Abstract 54

Objective: To investigate the effect of rHu-EPO on oxygen affinity and adequate oxygen delivery to the tissues of stable premature infants. Methods: 22 VLBW infants (G.A. ≤ 31 weeks, B.W. ≤ 1250g) were randomly assigned to either receive rHu-EPO (200 units/Kg/every other day) or not, and both groups were supplemented with iron, folic acid and vitamin E. Arterial blood gases, oxygen saturation, complete blood counts, HbF, 2,3DPG and blood lactate were analyzed weekly, from 1st week till discharge, whilst daily recordings on clinical state were made. Results: Patients in the two groups were comparable. No linear correlation between haematocrit and serum lactate was found in 196 serial measurements nor any other correlation could be demonstrated between the other variables (pH,BE,SaO2) studied. There was a trend in increasing lactate values towards the 4th-5th weeks of life, which did not reach statistical significance.
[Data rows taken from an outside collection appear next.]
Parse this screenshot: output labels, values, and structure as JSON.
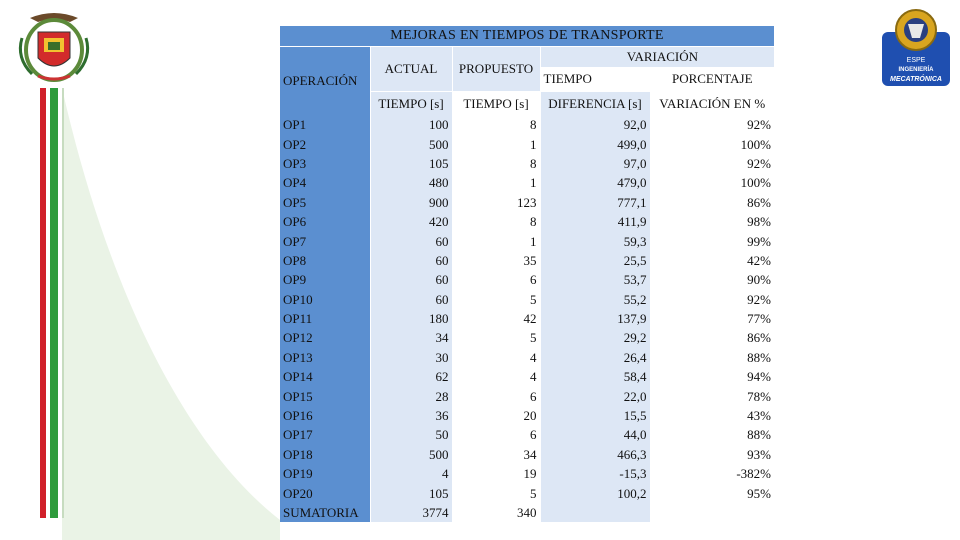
{
  "table": {
    "title": "MEJORAS EN TIEMPOS DE TRANSPORTE",
    "header": {
      "operacion": "OPERACIÓN",
      "actual": "ACTUAL",
      "propuesto": "PROPUESTO",
      "variacion": "VARIACIÓN",
      "tiempo": "TIEMPO",
      "porcentaje": "PORCENTAJE",
      "tiempo_s_actual": "TIEMPO [s]",
      "tiempo_s_propuesto": "TIEMPO [s]",
      "diferencia": "DIFERENCIA [s]",
      "variacion_pct": "VARIACIÓN EN %"
    },
    "rows": [
      {
        "op": "OP1",
        "actual": "100",
        "propuesto": "8",
        "diferencia": "92,0",
        "porcentaje": "92%"
      },
      {
        "op": "OP2",
        "actual": "500",
        "propuesto": "1",
        "diferencia": "499,0",
        "porcentaje": "100%"
      },
      {
        "op": "OP3",
        "actual": "105",
        "propuesto": "8",
        "diferencia": "97,0",
        "porcentaje": "92%"
      },
      {
        "op": "OP4",
        "actual": "480",
        "propuesto": "1",
        "diferencia": "479,0",
        "porcentaje": "100%"
      },
      {
        "op": "OP5",
        "actual": "900",
        "propuesto": "123",
        "diferencia": "777,1",
        "porcentaje": "86%"
      },
      {
        "op": "OP6",
        "actual": "420",
        "propuesto": "8",
        "diferencia": "411,9",
        "porcentaje": "98%"
      },
      {
        "op": "OP7",
        "actual": "60",
        "propuesto": "1",
        "diferencia": "59,3",
        "porcentaje": "99%"
      },
      {
        "op": "OP8",
        "actual": "60",
        "propuesto": "35",
        "diferencia": "25,5",
        "porcentaje": "42%"
      },
      {
        "op": "OP9",
        "actual": "60",
        "propuesto": "6",
        "diferencia": "53,7",
        "porcentaje": "90%"
      },
      {
        "op": "OP10",
        "actual": "60",
        "propuesto": "5",
        "diferencia": "55,2",
        "porcentaje": "92%"
      },
      {
        "op": "OP11",
        "actual": "180",
        "propuesto": "42",
        "diferencia": "137,9",
        "porcentaje": "77%"
      },
      {
        "op": "OP12",
        "actual": "34",
        "propuesto": "5",
        "diferencia": "29,2",
        "porcentaje": "86%"
      },
      {
        "op": "OP13",
        "actual": "30",
        "propuesto": "4",
        "diferencia": "26,4",
        "porcentaje": "88%"
      },
      {
        "op": "OP14",
        "actual": "62",
        "propuesto": "4",
        "diferencia": "58,4",
        "porcentaje": "94%"
      },
      {
        "op": "OP15",
        "actual": "28",
        "propuesto": "6",
        "diferencia": "22,0",
        "porcentaje": "78%"
      },
      {
        "op": "OP16",
        "actual": "36",
        "propuesto": "20",
        "diferencia": "15,5",
        "porcentaje": "43%"
      },
      {
        "op": "OP17",
        "actual": "50",
        "propuesto": "6",
        "diferencia": "44,0",
        "porcentaje": "88%"
      },
      {
        "op": "OP18",
        "actual": "500",
        "propuesto": "34",
        "diferencia": "466,3",
        "porcentaje": "93%"
      },
      {
        "op": "OP19",
        "actual": "4",
        "propuesto": "19",
        "diferencia": "-15,3",
        "porcentaje": "-382%"
      },
      {
        "op": "OP20",
        "actual": "105",
        "propuesto": "5",
        "diferencia": "100,2",
        "porcentaje": "95%"
      },
      {
        "op": "SUMATORIA",
        "actual": "3774",
        "propuesto": "340",
        "diferencia": "",
        "porcentaje": ""
      }
    ]
  },
  "logos": {
    "left": "university-coat-of-arms",
    "right": "espe-ingenieria-mecatronica-logo",
    "right_text_top": "ESPE",
    "right_text_mid": "INGENIERÍA",
    "right_text_bottom": "MECATRÓNICA"
  },
  "colors": {
    "header_blue": "#5b8fd0",
    "row_light": "#dde7f5",
    "stripe_red": "#d1202a",
    "stripe_green": "#2e9b3c",
    "curve_fill": "#eaf3e6"
  }
}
The mean pre-transfusion lactate value was significantly higher than the post- transfusion one in both groups (rHu-EPO: pre- 23,78 ± 12,4, post- 14,6 ± 8,08, p=0.038; Control: pre- 27,6 ± 11,7, post- 17,35 ± 9,58, p=0,01). In 28 transfusions, pre- and 24hrs post- transfusion blood lactate status was studied. In 16 of them, a decrease in post-transfusion lactate was noticed, whilst an increased post-transfusion level was shown in the other 12 cases. In both groups there was a steady rise in 2,3 DPG concentration over the period of study and the 2,3 DPG values at the end of our study were significantly increased in the rHu-EPO group (rHu-EPO: 5,9 ± 0,41; Control: 5,1 ± 0,76; p=0,012). In conclusion, the use rHu-EPO did not affect blood lactate levels comparing to the control group. Regarding oxygen affinity, it seems that rHu-EPO causes a shift of the oxy-haemoglobin dissociation curve to the right. Additional studies are needed in order to establish the effect of rHu-EPO on oxygen affinity and determine its significance.